Durch die Streichung des Blindengeldes für Personen ab dem 27. Lebensjahr ohne zeitliche Übergangsregelung hat der Landesgesetzgeber die Grenze des verfassungsrechtlich Zulässigen nicht überschritten. Auch hinsichtlich der Frage, ob der Gesetzgeber verfassungsrechtlich verpflichtet ist, eine schonende Übergangsregelung vorzusehen, bedarf es grundsätzlich der Abwägung zwischen dem Ausmaß des Vertrauensschadens des Einzelnen und der Bedeutung des gesetzlichen Anliegens für das Wohl der Allgemeinheit (BVerfG vom 04.06.1985, 1 BvL 12/83 – JURIS). Im Rahmen dieser Abwägung steht dem Gesetzgeber ein Gestaltungsspielraum zur Verfügung. Dieser kann von der sofortigen übergangslosen Inkraftsetzung des neuen Rechts bis zum ungeschmälerten Fortbestand bisher begründeter, subjektiver Rechtspositionen reichen. Einer Nachprüfung durch die Gerichte unterliegt insoweit nur, ob der Gesetzgeber bei der Gesamtabwägung zwischen der Schwere des Eingriffs und dem Gewicht sowie der Dringlichkeit der ihn rechtfertigenden Gründe unter Berücksichtigung aller Umstände die Grenze des Zumutbaren überschritten hat (BVerfGE 43, 242, 288). Im Rahmen dieser Abwägung durfte zu Lasten der Blindengeldempfänger berücksichtigt werden, dass das Landesblindengeld aus Steuermitteln finanziert wird. Die Eigenleistungsquote spielt bei der Intensität des Grundrechtsschutzes eine wesentliche Rolle. Je geringer der Eigenleistungsanteil, desto weniger ist der Anspruch im Rahmen der Verhältnismäßigkeitsprüfung geschützt und desto eher sind entgegenstehende öffentliche Interessen vorrangig (vgl. Stober, SGb 1989, 53; vgl. auch BVerfGE 69, 272, 301). Der Gesetzgeber hat sich auch deshalb innerhalb des ihm zustehenden Abwägungsspielraums gehalten, weil mit der Blindenhilfe nach § 72 SGB XII eine Leistung zur Verfügung steht, die im Falle der Bedürftigkeit den Zweck des Landesblindengeldes erfüllt. Auch mit dem Härtefonds (§ 11 ThürBliGG i. V. m. der Verordnung vom 14.03.2006) können Härten, die durch eine übergangslose Inkraftsetzung der Neuregelung entstehen, abgemildert werden.

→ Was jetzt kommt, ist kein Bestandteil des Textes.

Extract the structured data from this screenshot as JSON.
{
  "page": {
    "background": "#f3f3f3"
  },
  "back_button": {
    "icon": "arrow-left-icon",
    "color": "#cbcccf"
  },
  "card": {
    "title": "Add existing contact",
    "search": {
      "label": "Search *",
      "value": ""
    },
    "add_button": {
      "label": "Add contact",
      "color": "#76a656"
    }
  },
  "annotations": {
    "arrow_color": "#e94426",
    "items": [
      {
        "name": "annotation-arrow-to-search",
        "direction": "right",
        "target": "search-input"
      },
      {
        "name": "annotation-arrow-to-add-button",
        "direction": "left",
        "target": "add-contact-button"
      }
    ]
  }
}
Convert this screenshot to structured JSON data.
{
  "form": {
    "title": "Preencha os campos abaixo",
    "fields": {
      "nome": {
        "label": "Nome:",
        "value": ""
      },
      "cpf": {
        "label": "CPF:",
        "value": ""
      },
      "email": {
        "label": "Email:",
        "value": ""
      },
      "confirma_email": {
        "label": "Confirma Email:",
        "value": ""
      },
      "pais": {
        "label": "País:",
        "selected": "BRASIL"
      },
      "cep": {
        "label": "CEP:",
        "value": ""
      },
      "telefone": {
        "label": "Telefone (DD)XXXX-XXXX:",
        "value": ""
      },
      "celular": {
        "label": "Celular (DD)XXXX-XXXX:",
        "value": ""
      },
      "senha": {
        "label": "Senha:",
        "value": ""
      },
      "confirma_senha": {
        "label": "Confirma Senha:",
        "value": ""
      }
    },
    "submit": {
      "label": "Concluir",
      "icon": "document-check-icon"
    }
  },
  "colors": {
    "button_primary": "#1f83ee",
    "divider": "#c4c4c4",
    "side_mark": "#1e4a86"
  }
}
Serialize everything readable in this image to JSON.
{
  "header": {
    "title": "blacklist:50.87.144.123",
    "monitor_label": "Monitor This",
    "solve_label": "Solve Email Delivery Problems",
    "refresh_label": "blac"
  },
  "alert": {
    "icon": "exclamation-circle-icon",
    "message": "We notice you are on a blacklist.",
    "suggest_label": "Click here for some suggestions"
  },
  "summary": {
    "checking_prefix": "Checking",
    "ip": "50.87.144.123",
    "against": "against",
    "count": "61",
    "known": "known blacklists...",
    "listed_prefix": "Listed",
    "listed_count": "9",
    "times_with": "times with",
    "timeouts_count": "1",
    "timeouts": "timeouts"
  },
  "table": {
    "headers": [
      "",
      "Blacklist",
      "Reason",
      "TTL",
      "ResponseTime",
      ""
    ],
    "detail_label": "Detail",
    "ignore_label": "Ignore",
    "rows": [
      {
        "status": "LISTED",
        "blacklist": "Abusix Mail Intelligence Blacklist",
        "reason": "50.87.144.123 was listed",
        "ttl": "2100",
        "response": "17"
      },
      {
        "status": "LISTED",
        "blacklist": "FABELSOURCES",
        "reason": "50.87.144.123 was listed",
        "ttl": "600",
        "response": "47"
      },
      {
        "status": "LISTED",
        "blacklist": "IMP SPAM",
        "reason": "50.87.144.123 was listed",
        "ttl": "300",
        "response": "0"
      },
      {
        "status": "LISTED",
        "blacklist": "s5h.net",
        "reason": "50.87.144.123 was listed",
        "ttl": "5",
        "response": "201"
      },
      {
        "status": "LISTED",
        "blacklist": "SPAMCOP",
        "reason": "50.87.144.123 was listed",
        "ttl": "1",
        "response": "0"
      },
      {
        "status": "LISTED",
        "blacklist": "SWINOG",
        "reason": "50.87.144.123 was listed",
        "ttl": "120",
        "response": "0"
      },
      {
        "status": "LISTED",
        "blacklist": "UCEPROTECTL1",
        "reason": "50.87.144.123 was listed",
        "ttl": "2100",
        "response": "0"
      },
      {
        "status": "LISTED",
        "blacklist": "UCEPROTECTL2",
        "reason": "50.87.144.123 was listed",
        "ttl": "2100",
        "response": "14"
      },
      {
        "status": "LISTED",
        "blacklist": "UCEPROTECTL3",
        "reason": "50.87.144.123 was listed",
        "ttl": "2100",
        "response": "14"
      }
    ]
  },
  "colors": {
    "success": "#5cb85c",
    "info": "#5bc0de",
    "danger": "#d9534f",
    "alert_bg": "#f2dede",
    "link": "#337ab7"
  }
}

Aus der Verfassung des Freistaats Thüringen ergibt sich gegenüber dem Grundgesetz kein weitergehender Schutz. Das gilt auch für Art. 2 Abs. 4 Satz 1 der Verfassung des Freistaats Thüringen, wonach Menschen mit Behinderungen unter dem besonderen Schutz des Freistaats stehen. Dieses Verfassungsgebot ist keine Grundlage für eine Weitergewährung des Landesblindengeldes, weil durch § 72 SGB XII die Anforderungen der Art. 2 Abs. 4 Satz 1 der Landesverfassung erfüllt werden.
Die Kostenentscheidung ergibt sich aus § 193 des Sozialgerichtsgesetzes.
2. Die Beteiligten haben einander keine Kosten zu erstatten.
Tatbestand:
Umstritten ist die Rechtmäßigkeit eines Bescheides, mit dem die Bewilligung von Blindengeld nach dem Thüringer Blindengeldgesetz (ThürBliGG) aufgehoben und die Zahlung des Blindengeldes mit Wirkung ab 01.01.2006 eingestellt wurde.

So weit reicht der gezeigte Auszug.